Introducing Post-Generation Article Templates

Announcing the release of a new functionality called Post-Generation templates on 3rd Nov 2025.

Post-Generation Article Templates is a new feature that allows users to change the structure of their articles instantly without regenerating content. With this update, customers can choose how each article is presented to better fit their audience and their website look-and-feel.

What Are Post-Generation Templates?

After generating an article, you can choose how you want the article to be presented from the article page by choosing templates which is presented to you on the top right corner.
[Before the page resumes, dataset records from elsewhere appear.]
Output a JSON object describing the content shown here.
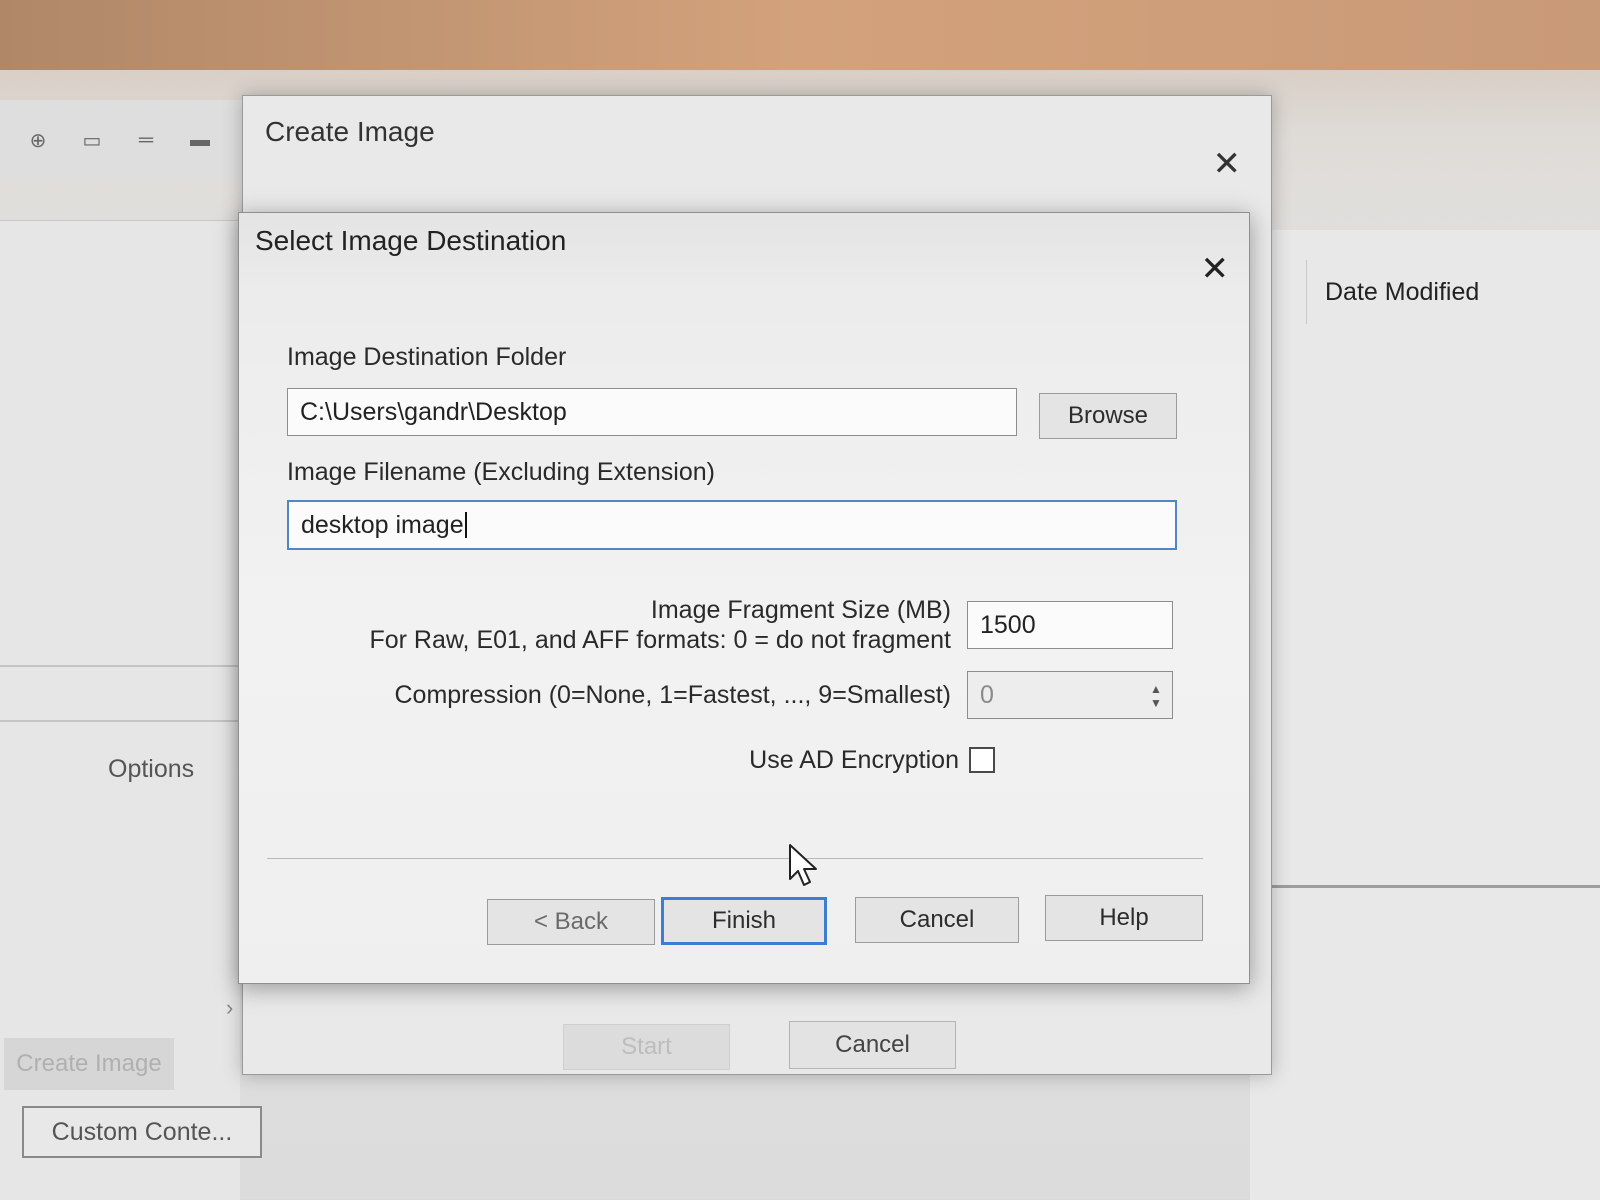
{
  "background": {
    "date_modified_header": "Date Modified",
    "options_label": "Options",
    "create_image_button": "Create Image",
    "custom_content_button": "Custom Conte..."
  },
  "parent_dialog": {
    "title": "Create Image",
    "close_glyph": "✕",
    "start_label": "Start",
    "cancel_label": "Cancel"
  },
  "dialog": {
    "title": "Select Image Destination",
    "close_glyph": "✕",
    "folder_label": "Image Destination Folder",
    "folder_value": "C:\\Users\\gandr\\Desktop",
    "browse_label": "Browse",
    "filename_label": "Image Filename (Excluding Extension)",
    "filename_value": "desktop image",
    "fragment_label_line1": "Image Fragment Size (MB)",
    "fragment_label_line2": "For Raw, E01, and AFF formats: 0 = do not fragment",
    "fragment_value": "1500",
    "compression_label": "Compression (0=None, 1=Fastest, ..., 9=Smallest)",
    "compression_value": "0",
    "encryption_label": "Use AD Encryption",
    "encryption_checked": false,
    "buttons": {
      "back": "< Back",
      "finish": "Finish",
      "cancel": "Cancel",
      "help": "Help"
    }
  },
  "colors": {
    "focus_border": "#3c7fd0"
  }
}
kafkai.com Article Page: 'Is Your SEO Strategy Ready for the Age of AI?' with Article Template options and target keyword 'seo in the age of ai'

An overview of how the template pulldown looks like.
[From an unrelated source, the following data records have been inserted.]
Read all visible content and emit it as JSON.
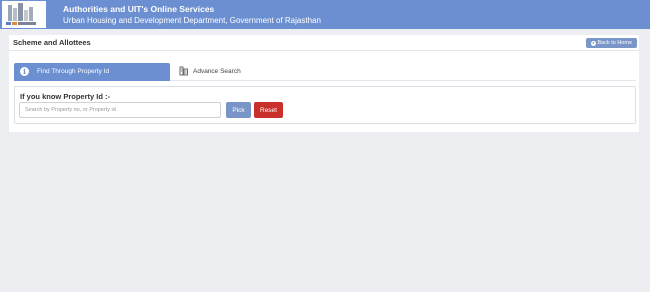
{
  "header": {
    "title": "Authorities and UIT's Online Services",
    "subtitle": "Urban Housing and Development Department, Government of Rajasthan",
    "logo_icon": "building-logo-icon",
    "background_color": "#6b8fd0"
  },
  "page": {
    "title": "Scheme and Allottees",
    "back_button_label": "Back to Home",
    "back_icon": "arrow-circle-left-icon"
  },
  "tabs": [
    {
      "label": "Find Through Property Id",
      "icon": "info-icon",
      "active": true
    },
    {
      "label": "Advance Search",
      "icon": "building-icon",
      "active": false
    }
  ],
  "search": {
    "heading": "If you know Property Id :-",
    "placeholder": "Search by Property no, or Property id",
    "value": "",
    "pick_label": "Pick",
    "reset_label": "Reset"
  },
  "colors": {
    "accent": "#6b8fd0",
    "button_primary": "#7a95c8",
    "button_danger": "#c9302c",
    "background": "#eceef1"
  }
}
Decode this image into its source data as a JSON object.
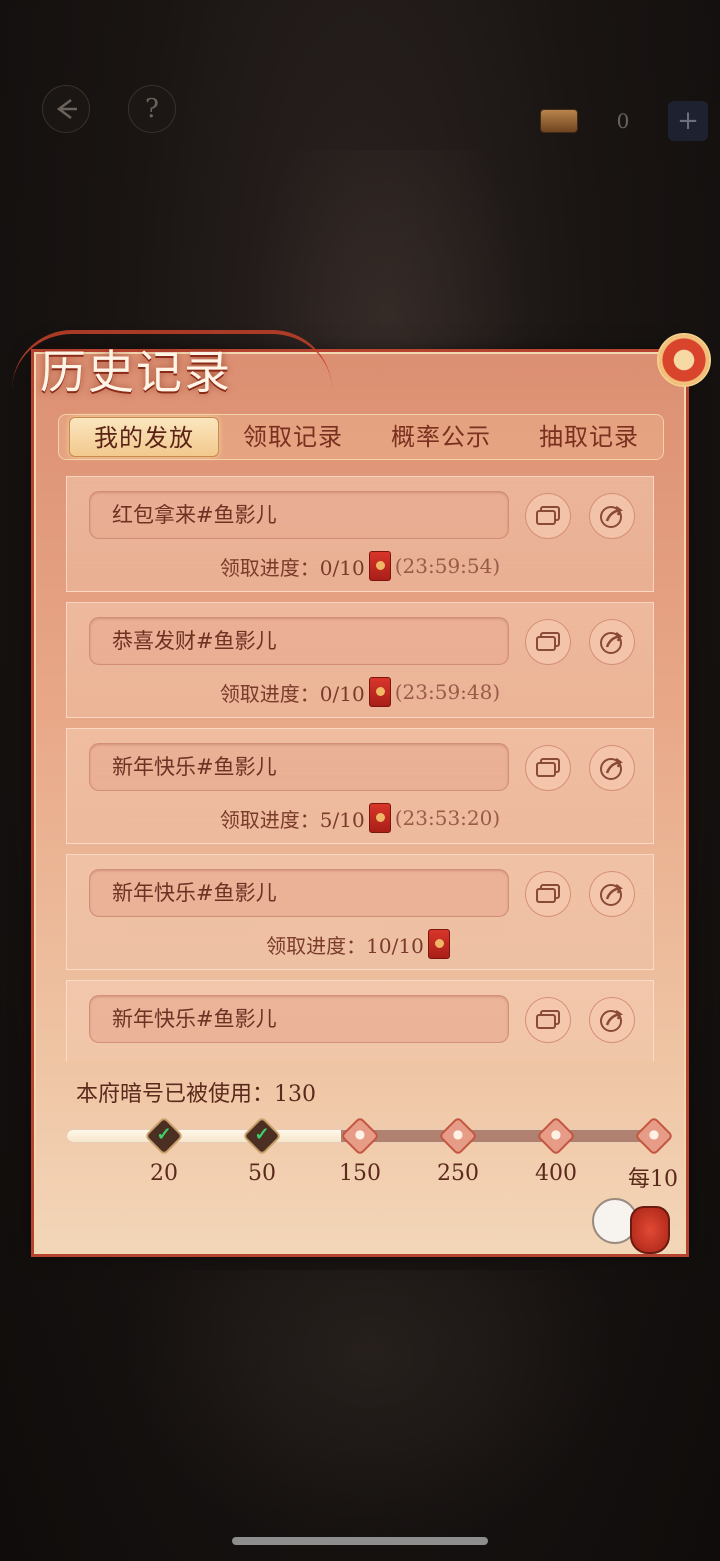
{
  "top_bar": {
    "back_icon": "back-arrow-icon",
    "help_symbol": "?",
    "coin_value": "0",
    "plus_symbol": "+"
  },
  "panel": {
    "title": "历史记录",
    "tabs": [
      {
        "label": "我的发放",
        "active": true
      },
      {
        "label": "领取记录",
        "active": false
      },
      {
        "label": "概率公示",
        "active": false
      },
      {
        "label": "抽取记录",
        "active": false
      }
    ],
    "records": [
      {
        "name": "红包拿来#鱼影儿",
        "progress": "领取进度：0/10",
        "timer": "(23:59:54)"
      },
      {
        "name": "恭喜发财#鱼影儿",
        "progress": "领取进度：0/10",
        "timer": "(23:59:48)"
      },
      {
        "name": "新年快乐#鱼影儿",
        "progress": "领取进度：5/10",
        "timer": "(23:53:20)"
      },
      {
        "name": "新年快乐#鱼影儿",
        "progress": "领取进度：10/10",
        "timer": ""
      },
      {
        "name": "新年快乐#鱼影儿",
        "progress": "",
        "timer": ""
      }
    ],
    "usage_label": "本府暗号已被使用：130",
    "usage_count": 130,
    "milestones": [
      {
        "label": "20",
        "done": true
      },
      {
        "label": "50",
        "done": true
      },
      {
        "label": "150",
        "done": false
      },
      {
        "label": "250",
        "done": false
      },
      {
        "label": "400",
        "done": false
      },
      {
        "label": "每10",
        "done": false
      }
    ],
    "progress_fraction": 0.46
  },
  "colors": {
    "panel_accent": "#b5432f",
    "tab_active": "#f2c98d",
    "check_green": "#3ed06a"
  }
}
Templates define how a generated article is structured and displayed. Users can now select from three distinct formats:

  1. Standard
    • The original and default article layout.
    • Includes title, headings, paragraphs, conclusion, and FAQs.
    • If “Include Source Citations” is enabled, citations appear within sections followed by small reference subsections — enhancing SEO through contextual linking.
  2. Navigational
    • Adds a Table of Contents (ToC) at the top for quick navigation.
    • Ideal for long-form articles, helping readers understand the overall structure and jump directly to sections of interest.
    • Improves user experience and can increase click-through rate (CTR) as readers quickly access the information they seek.
    • Additionally adds a “Read More” section after the conclusion with internal links to related articles, boosting engagement and internal SEO.
    • Automatically skips the “Read More” section if no related content exists on the user’s site.
  3. Bibliographic
    • Creates a cleaner layout for cited content.
    • Moves all references to a unified bibliography at the end while keeping in-context footnote markers for SEO.
    • Ideal for research-style or citation-heavy articles.
    • Automatically disabled for articles without citations.
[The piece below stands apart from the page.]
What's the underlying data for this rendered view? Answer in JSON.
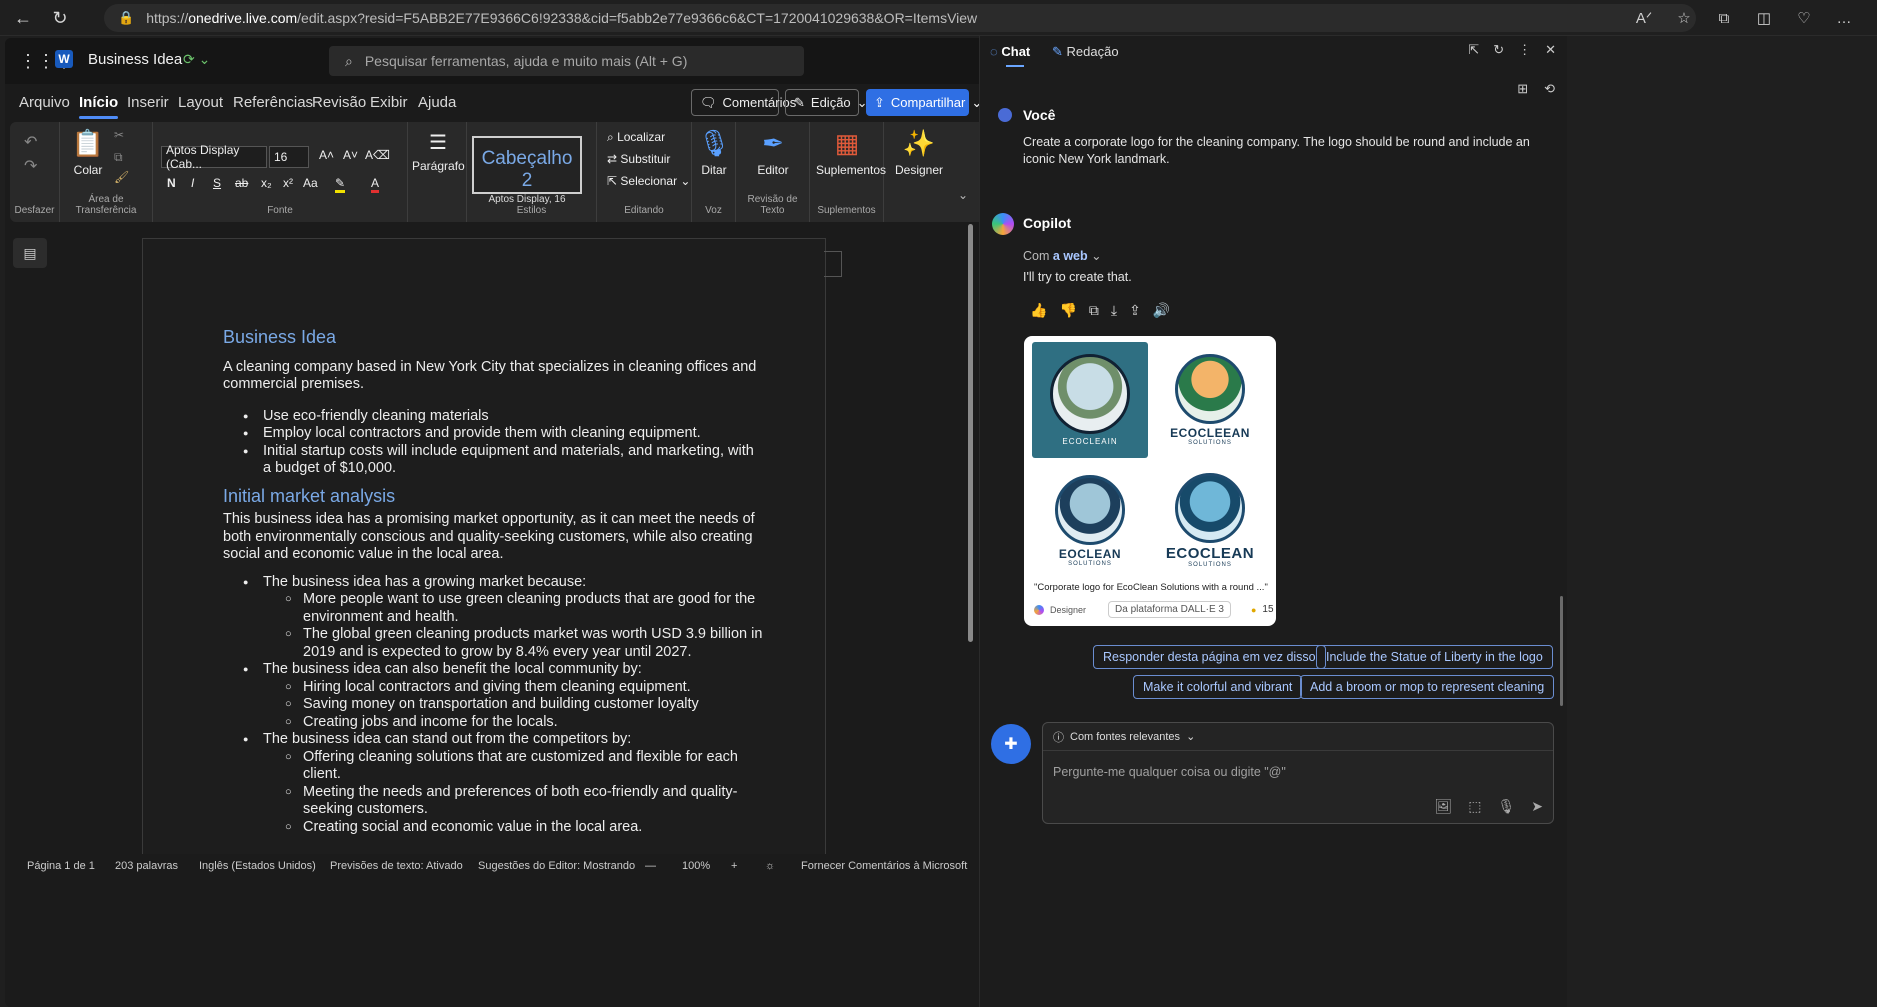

When to Use Which Template

  • Standard: Best for general articles and blog posts.
  • Navigational: Perfect for long or detailed content where navigation and internal linking improve user retention.
  • Bibliographic: Recommended for citation-heavy, research, or educational pieces where a clean, authoritative reference section adds credibility.

How It Helps You

  • No regeneration required: Saves time by instantly change layouts post-creation.
  • Improved SEO through structured internal links and contextual citations.
  • Enhanced readability and engagement with clear navigation and reference organization.
  • Flexible presentation that adapts to article length, topic, and style.